By Alex Moss & David Spereall
BBC News
The man behind a fake kidnap plot involving West Yorkshire girl Shannon Matthews has died aged 54.
Michael Donovan and Shannon’s mother Karen Matthews staged the nine-year-old’s disappearance in February 2008 in a scheme to claim a £50,000 reward.
The 24-day search for Shannon ended when she was found in a bed drawer a few miles from her Dewsbury Moor home.
Matthews and Donovan were jailed for kidnap, false imprisonment and perverting the course of justice.
A spokesperson for West Yorkshire Police said: “Police were contacted on Tuesday 16 April and made aware of the death of a man in hospital in the Steeton area.
“The death is not being treated as suspicious and enquiries will be conducted on behalf of the coroner.”
The Press Association said it understood Donovan died after collapsing at a mental health unit.
Shannon went missing as she walked home on 19 February, sparking one of the largest searches ever conducted by West Yorkshire Police.
Her mother later issued an emotional appeal as more than 300 police officers became involved in the search.
However, Shannon was eventually found by police in Donovan’s flat, in nearby Batley Carr on 14 March.
During their trial at Leeds Crown Court, prosecutors said Donovan kept Shannon drugged and imprisoned in his property as part of a plan he and Matthews hatched to claim the reward money.
The pair were each jailed for eight years.
When he was sentenced, the judge, Mr Justice McCombie, told Donovan and Matthews that what they had done was “despicable”.
“It is impossible to conceive how you could have found it in you to put this young girl through the ordeal that you inflicted upon her,” he said.
The judge suggested others may have been involved in the plot due to the pair’s “low intellect”. However, the police said they had no evidence to charge anyone else.
Shannon’s disappearance led to a huge nationwide effort to find her, as police appeals were shared far and wide and volunteers from across the community in Dewsbury joined in the search.
This was later dramatised in a 2017 BBC mini-series, called The Moorside, starring Sheridan Smith.
The police investigation alone was later revealed to have cost £3.2m.
During the court case, it was revealed that Donovan and Matthews had planned to release Shannon at Dewsbury Market and then “find” her, so they could claim the reward.
But the plot was foiled when Shannon, who had been restrained by a homemade leash during her captivity, was was found hidden in the bottom of a divan bed frame at Donovan’s home.

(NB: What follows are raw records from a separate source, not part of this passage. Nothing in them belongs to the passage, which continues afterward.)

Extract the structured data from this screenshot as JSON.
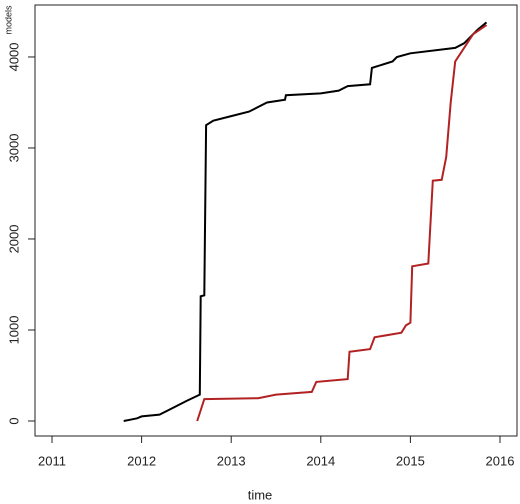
{
  "chart_data": {
    "type": "line",
    "xlabel": "time",
    "ylabel": "models",
    "series": [
      {
        "color": "#000000",
        "x": [
          2011.8,
          2011.95,
          2012.0,
          2012.2,
          2012.3,
          2012.5,
          2012.65,
          2012.66,
          2012.7,
          2012.72,
          2012.8,
          2013.0,
          2013.2,
          2013.3,
          2013.4,
          2013.6,
          2013.61,
          2014.0,
          2014.2,
          2014.3,
          2014.55,
          2014.57,
          2014.8,
          2014.85,
          2015.0,
          2015.5,
          2015.6,
          2015.75,
          2015.85
        ],
        "values": [
          0,
          30,
          50,
          70,
          120,
          220,
          290,
          1370,
          1380,
          3250,
          3300,
          3350,
          3400,
          3450,
          3500,
          3530,
          3580,
          3600,
          3630,
          3680,
          3700,
          3880,
          3950,
          4000,
          4040,
          4100,
          4150,
          4300,
          4380
        ]
      },
      {
        "color": "#b22222",
        "x": [
          2012.62,
          2012.7,
          2013.3,
          2013.5,
          2013.9,
          2013.95,
          2014.3,
          2014.32,
          2014.55,
          2014.6,
          2014.9,
          2014.95,
          2015.0,
          2015.02,
          2015.2,
          2015.25,
          2015.35,
          2015.4,
          2015.45,
          2015.5,
          2015.6,
          2015.7,
          2015.85
        ],
        "values": [
          0,
          240,
          250,
          290,
          320,
          430,
          460,
          760,
          790,
          920,
          970,
          1050,
          1080,
          1700,
          1730,
          2640,
          2650,
          2900,
          3500,
          3950,
          4100,
          4250,
          4350
        ]
      }
    ],
    "xlim": [
      2010.81,
      2016.19
    ],
    "xticks": [
      2011,
      2012,
      2013,
      2014,
      2015,
      2016
    ],
    "ylim": [
      -165,
      4571
    ],
    "yticks": [
      0,
      1000,
      2000,
      3000,
      4000
    ],
    "grid": false
  }
}
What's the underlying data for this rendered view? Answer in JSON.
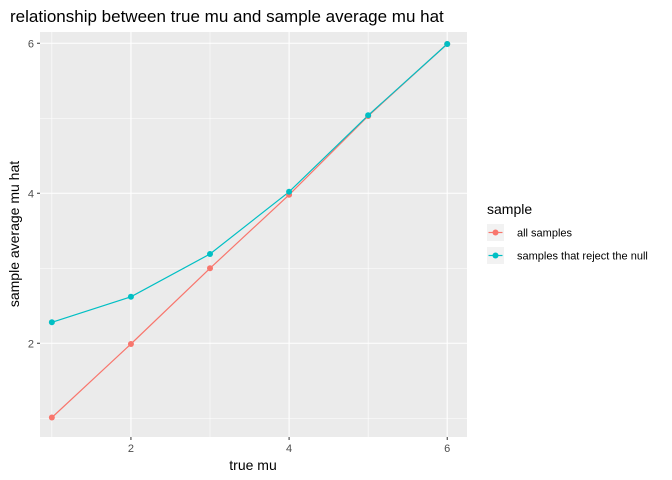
{
  "chart_data": {
    "type": "line",
    "title": "relationship between true mu and sample average mu hat",
    "xlabel": "true mu",
    "ylabel": "sample average mu hat",
    "x": [
      1,
      2,
      3,
      4,
      5,
      6
    ],
    "xlim": [
      0.85,
      6.25
    ],
    "ylim": [
      0.75,
      6.15
    ],
    "xticks": [
      2,
      4,
      6
    ],
    "yticks": [
      2,
      4,
      6
    ],
    "grid": true,
    "legend_position": "right",
    "legend_title": "sample",
    "series": [
      {
        "name": "all samples",
        "color": "#F8766D",
        "values": [
          1.01,
          1.99,
          3.0,
          3.98,
          5.03,
          5.99
        ]
      },
      {
        "name": "samples that reject the null",
        "color": "#00BFC4",
        "values": [
          2.28,
          2.62,
          3.19,
          4.02,
          5.04,
          5.99
        ]
      }
    ]
  }
}
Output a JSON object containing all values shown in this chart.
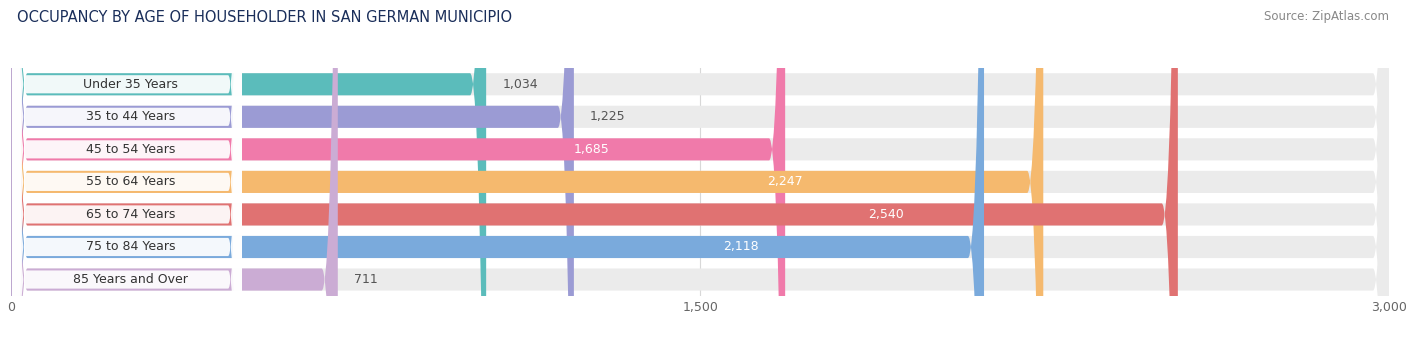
{
  "title": "OCCUPANCY BY AGE OF HOUSEHOLDER IN SAN GERMAN MUNICIPIO",
  "source": "Source: ZipAtlas.com",
  "categories": [
    "Under 35 Years",
    "35 to 44 Years",
    "45 to 54 Years",
    "55 to 64 Years",
    "65 to 74 Years",
    "75 to 84 Years",
    "85 Years and Over"
  ],
  "values": [
    1034,
    1225,
    1685,
    2247,
    2540,
    2118,
    711
  ],
  "bar_colors": [
    "#5bbcbb",
    "#9b9bd4",
    "#f07aaa",
    "#f5b96e",
    "#e07272",
    "#7aaadc",
    "#cbacd4"
  ],
  "bar_bg_color": "#ebebeb",
  "xlim": [
    0,
    3000
  ],
  "xticks": [
    0,
    1500,
    3000
  ],
  "bar_height": 0.68,
  "label_inside_color": "#ffffff",
  "label_outside_color": "#555555",
  "label_inside_threshold": 1500,
  "background_color": "#ffffff",
  "grid_color": "#d8d8d8",
  "title_fontsize": 10.5,
  "source_fontsize": 8.5,
  "tick_fontsize": 9,
  "category_fontsize": 9,
  "value_fontsize": 9,
  "pill_bg": "#ffffff",
  "pill_text_color": "#333333"
}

The pair’s sentencing hearing was told that while Shannon had not been physically harmed during the kidnap, she had experienced frequent nightmares afterwards.
The police’s lead investigating officer in the case, Det Supt Andy Brennan described Matthews as “pure evil”.
Reporter Richard Edwards followed the story from initial missing alert to the sentencing of Donovan and Matthews and beyond. Here’s what stuck with the BBC journalist about the search for Shannon.
Determination. That was the only way to describe the atmosphere on the Moorside estate on the icy day it was confirmed Shannon had vanished.
Determination to come together – regardless of background, or whether or not they had got on in the past – to bring one of their own home, safe.
And they did this – putting their own families second, and, on an estate that isn’t rolling in money, chucking whatever cash they could spare towards the cause.
Once the volunteers stopped physically searching – only after being asked to leave it to the police – they set up an efficient and effective Search for Shannon campaign. They operated a shift system to deliver leaflets and posters, keeping the tea urn steaming away in the community house, putting an arm around collective shoulders when – as was often – it felt like the trail had gone cold.
And then when it was confirmed the answer lay within the Moorside community the locals came through again.
No cheap calls for retribution. Instead, a recognition – however it had happened – that Shannon was home safe. Heads were held high, together.
They remain that way to this day.
Donovan was released from prison in 2012, halfway through his sentence, though he was reportedly recalled to prison on licence later that year after he was deemed to have breached his parole conditions during an incident at Leeds Market.
On Wednesday, the Ministry of Justice told the BBC that their involvement with Donovan ended in 2016 when his sentence for abducting Shannon expired.
Matthews was given a new identity upon her release from prison, halfway through her sentence in 2012, and moved away from West Yorkshire.
Shannon and Matthews’ other children were all placed into care.